The growing probability of a Greek default and its impact on the country’s membership of the eurozone is likely to cause jitters on bond and stock markets and may raise the yield or interest rate payable on the bonds issued by governments in so-called peripheral eurozone countries.
Alan McQuaid of Merrion Stockbrokers joined Breakfast Business to discuss the possible ramifications for Ireland if Greece leaves the eurozone.
He says that Ireland is likely to be considered less vulnerable than countries like Spain, Italy and Portugal if there is a major panic in European markets.
While yields will rise in the coming days he predicts that nothing "too dramatic" will happen to Irish bonds - he also says that the ECB will move quickly if it spots "market distortions," through its QE bond buying programme.

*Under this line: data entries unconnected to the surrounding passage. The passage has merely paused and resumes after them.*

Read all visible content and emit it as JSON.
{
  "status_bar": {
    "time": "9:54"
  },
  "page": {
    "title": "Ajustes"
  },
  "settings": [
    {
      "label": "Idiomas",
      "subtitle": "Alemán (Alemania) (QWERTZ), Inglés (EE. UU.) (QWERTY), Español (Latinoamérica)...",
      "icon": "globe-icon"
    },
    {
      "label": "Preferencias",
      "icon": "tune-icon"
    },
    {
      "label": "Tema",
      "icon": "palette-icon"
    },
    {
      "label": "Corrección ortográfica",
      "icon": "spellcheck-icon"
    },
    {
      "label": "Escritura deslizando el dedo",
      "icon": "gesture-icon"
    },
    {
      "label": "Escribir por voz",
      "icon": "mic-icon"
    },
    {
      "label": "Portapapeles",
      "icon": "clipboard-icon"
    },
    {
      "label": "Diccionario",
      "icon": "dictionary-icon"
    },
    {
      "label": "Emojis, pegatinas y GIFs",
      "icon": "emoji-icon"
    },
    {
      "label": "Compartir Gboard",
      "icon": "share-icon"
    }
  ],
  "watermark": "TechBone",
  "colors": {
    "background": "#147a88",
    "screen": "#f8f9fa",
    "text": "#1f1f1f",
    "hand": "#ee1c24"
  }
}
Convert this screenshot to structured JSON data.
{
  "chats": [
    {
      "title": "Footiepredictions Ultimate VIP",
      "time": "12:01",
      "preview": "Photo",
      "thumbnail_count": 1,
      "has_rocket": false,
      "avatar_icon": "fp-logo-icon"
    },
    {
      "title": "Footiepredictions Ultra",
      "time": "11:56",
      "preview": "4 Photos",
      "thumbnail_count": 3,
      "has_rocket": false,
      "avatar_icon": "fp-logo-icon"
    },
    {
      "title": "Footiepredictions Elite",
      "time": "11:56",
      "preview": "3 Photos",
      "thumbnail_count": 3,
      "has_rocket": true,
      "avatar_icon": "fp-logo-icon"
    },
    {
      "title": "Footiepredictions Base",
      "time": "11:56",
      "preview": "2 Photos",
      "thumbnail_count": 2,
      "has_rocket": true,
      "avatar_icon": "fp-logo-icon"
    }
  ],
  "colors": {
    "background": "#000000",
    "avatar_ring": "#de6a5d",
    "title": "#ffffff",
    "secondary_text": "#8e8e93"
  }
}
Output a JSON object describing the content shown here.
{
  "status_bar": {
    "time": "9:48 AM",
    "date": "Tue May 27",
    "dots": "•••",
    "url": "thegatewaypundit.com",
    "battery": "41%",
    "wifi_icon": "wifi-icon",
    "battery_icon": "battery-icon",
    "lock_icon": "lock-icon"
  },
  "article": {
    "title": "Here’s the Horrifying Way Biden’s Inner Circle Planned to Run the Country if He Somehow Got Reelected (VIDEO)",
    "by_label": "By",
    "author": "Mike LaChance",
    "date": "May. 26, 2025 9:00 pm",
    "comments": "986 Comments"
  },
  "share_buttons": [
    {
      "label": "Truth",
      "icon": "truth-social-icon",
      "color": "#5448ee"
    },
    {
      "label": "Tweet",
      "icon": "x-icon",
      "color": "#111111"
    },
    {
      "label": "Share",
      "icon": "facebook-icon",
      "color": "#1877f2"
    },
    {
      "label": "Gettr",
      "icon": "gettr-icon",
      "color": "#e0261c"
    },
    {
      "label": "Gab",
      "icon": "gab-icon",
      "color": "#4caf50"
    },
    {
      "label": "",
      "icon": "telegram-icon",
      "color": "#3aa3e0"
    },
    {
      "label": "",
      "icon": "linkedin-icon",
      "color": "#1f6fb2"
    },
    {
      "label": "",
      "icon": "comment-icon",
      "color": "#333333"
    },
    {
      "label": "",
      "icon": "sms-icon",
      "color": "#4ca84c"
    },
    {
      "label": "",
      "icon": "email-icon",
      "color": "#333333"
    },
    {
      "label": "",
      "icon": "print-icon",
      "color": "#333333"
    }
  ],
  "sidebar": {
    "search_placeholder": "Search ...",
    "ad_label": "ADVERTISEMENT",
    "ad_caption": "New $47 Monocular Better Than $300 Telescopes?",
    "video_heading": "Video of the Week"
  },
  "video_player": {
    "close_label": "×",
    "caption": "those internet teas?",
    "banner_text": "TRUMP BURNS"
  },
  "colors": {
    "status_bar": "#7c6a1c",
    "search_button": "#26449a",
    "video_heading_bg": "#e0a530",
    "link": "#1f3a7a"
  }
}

Ireland's budgetary position has improved - but Mr McQuaid adds that markets can be "fickle" and if there was a major crisis investors could decide that Ireland is vulnerable.
The country's banking sector is still living with "legacy issues" from the Irish crash, and they are more exposed than the State as we head in to this period of uncertainty.
Another peripheral threat is the damage that a euro or EU exit by Greece would do to the Union in the long-run.
Mr McQuaid comments that Greece leaving could help Eurosceptics to persuade British voters to follow them - leaving Ireland in an awkward position between the UK and the EU.